Álcool X crack: 'Na 'cachaçolândia', meio litro custa R$ 3, a pedra, R$ 20'
Dados da Unifesp (Universidade Federal de São Paulo) mostram que o álcool é a segunda substância mais usada na Cracolândia, quase empatando com o crack, com uma diferença de 15,2 pontos percentuais.
O que aconteceu
Dados da Uniad (Unidade de Pesquisa em Álcool e Drogas) da Unifesp revelaram que, em 2022, 78,9% dos frequentadores da Cracolândia, na capital paulista, relataram usar crack, enquanto 63,7% consumiram álcool. Esse foi o último levantamento publicado pelo departamento, que já prepara um novo relatório, com dados de pesquisas de campo recentes.
A diferença no consumo pode ser ainda menor, segundo especialistas ouvidos pelo UOL. O álcool é frequentemente consumido junto com o crack, sendo seu uso secundário, o que pode subestimar sua presença nas estatísticas. Usuários nem sempre mencionam o álcool como substância principal.
Para Flavio Falcone, psiquiatra que atua na Cracolândia desde 2012, o consumo de bebidas na região pode ser maior que o do crack.
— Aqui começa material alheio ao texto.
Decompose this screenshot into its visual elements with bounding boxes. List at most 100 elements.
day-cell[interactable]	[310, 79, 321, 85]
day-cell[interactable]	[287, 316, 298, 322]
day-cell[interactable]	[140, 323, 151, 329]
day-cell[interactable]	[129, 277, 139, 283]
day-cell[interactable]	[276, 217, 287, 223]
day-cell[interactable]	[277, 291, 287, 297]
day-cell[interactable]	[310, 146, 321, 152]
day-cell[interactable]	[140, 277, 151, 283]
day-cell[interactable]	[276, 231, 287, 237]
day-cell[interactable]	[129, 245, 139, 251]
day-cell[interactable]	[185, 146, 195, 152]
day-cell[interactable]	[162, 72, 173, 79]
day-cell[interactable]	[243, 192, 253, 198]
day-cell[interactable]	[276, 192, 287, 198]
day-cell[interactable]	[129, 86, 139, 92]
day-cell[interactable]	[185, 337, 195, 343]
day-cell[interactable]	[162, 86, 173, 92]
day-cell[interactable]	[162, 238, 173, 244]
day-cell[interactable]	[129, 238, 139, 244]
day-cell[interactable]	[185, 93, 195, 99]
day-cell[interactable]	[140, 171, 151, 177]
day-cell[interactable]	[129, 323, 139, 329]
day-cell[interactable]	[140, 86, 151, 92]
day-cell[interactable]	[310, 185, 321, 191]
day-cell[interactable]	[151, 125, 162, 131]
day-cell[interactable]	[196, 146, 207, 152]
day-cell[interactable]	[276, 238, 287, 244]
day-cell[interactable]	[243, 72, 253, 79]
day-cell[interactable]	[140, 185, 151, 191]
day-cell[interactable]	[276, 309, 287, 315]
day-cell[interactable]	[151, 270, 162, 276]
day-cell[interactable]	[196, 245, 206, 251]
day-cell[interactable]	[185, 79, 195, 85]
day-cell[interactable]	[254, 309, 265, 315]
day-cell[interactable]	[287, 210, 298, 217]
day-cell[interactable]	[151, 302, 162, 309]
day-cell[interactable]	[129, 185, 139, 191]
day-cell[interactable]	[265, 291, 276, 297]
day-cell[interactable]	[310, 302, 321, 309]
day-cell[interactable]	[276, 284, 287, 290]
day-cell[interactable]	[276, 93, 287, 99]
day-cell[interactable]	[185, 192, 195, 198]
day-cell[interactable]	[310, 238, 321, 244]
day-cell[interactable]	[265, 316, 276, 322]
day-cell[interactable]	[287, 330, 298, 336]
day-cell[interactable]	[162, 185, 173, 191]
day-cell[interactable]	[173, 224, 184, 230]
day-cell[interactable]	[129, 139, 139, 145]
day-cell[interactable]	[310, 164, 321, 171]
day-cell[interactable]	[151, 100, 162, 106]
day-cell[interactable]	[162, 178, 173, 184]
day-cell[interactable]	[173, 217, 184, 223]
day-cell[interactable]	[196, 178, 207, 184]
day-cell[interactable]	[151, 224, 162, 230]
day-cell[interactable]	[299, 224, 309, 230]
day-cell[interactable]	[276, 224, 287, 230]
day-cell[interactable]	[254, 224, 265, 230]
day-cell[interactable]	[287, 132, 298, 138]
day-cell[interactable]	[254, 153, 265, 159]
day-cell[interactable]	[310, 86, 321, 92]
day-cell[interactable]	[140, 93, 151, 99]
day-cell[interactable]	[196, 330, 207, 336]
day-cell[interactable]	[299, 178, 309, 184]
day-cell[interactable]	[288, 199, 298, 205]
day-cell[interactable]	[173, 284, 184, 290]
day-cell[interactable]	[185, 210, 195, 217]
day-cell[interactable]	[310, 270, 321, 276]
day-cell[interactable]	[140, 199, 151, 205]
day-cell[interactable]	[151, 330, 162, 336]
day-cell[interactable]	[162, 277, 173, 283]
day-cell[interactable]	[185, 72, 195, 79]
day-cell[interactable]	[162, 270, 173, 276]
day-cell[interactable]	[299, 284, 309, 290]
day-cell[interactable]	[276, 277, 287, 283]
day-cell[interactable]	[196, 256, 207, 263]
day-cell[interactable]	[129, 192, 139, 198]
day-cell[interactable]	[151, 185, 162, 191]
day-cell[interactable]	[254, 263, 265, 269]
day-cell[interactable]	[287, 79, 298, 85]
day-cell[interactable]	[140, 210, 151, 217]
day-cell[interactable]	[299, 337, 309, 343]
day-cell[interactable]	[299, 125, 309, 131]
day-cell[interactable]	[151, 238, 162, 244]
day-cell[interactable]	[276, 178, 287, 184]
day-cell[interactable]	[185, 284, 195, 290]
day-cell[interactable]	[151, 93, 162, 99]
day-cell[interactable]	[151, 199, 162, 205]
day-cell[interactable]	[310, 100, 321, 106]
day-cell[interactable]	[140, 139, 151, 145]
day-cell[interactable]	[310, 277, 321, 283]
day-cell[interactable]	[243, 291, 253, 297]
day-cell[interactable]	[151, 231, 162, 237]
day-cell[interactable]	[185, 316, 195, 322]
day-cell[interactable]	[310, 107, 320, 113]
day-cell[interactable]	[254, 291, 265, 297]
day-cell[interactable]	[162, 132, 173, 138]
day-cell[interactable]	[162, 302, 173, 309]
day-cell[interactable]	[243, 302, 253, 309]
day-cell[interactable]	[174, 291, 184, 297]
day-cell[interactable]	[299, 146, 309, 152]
Ele afirmou recentemente, em um podcast, que a cachaça, vendida a preços baixos, é amplamente consumida na região, ultrapassando o crack em termos de consumo.
"A base para a minha afirmação de que a cachaça é a droga mais consumida é a minha experiência empírica", declara Falcone. Embora não tenha conduzido uma pesquisa científica específica, ele observa que a bebida alcoólica é predominante devido ao baixo custo e alta acessibilidade. "Eu percebo que a pessoa usa o crack mais para se manter acordada do que como droga principal, por conta do preço", acrescenta.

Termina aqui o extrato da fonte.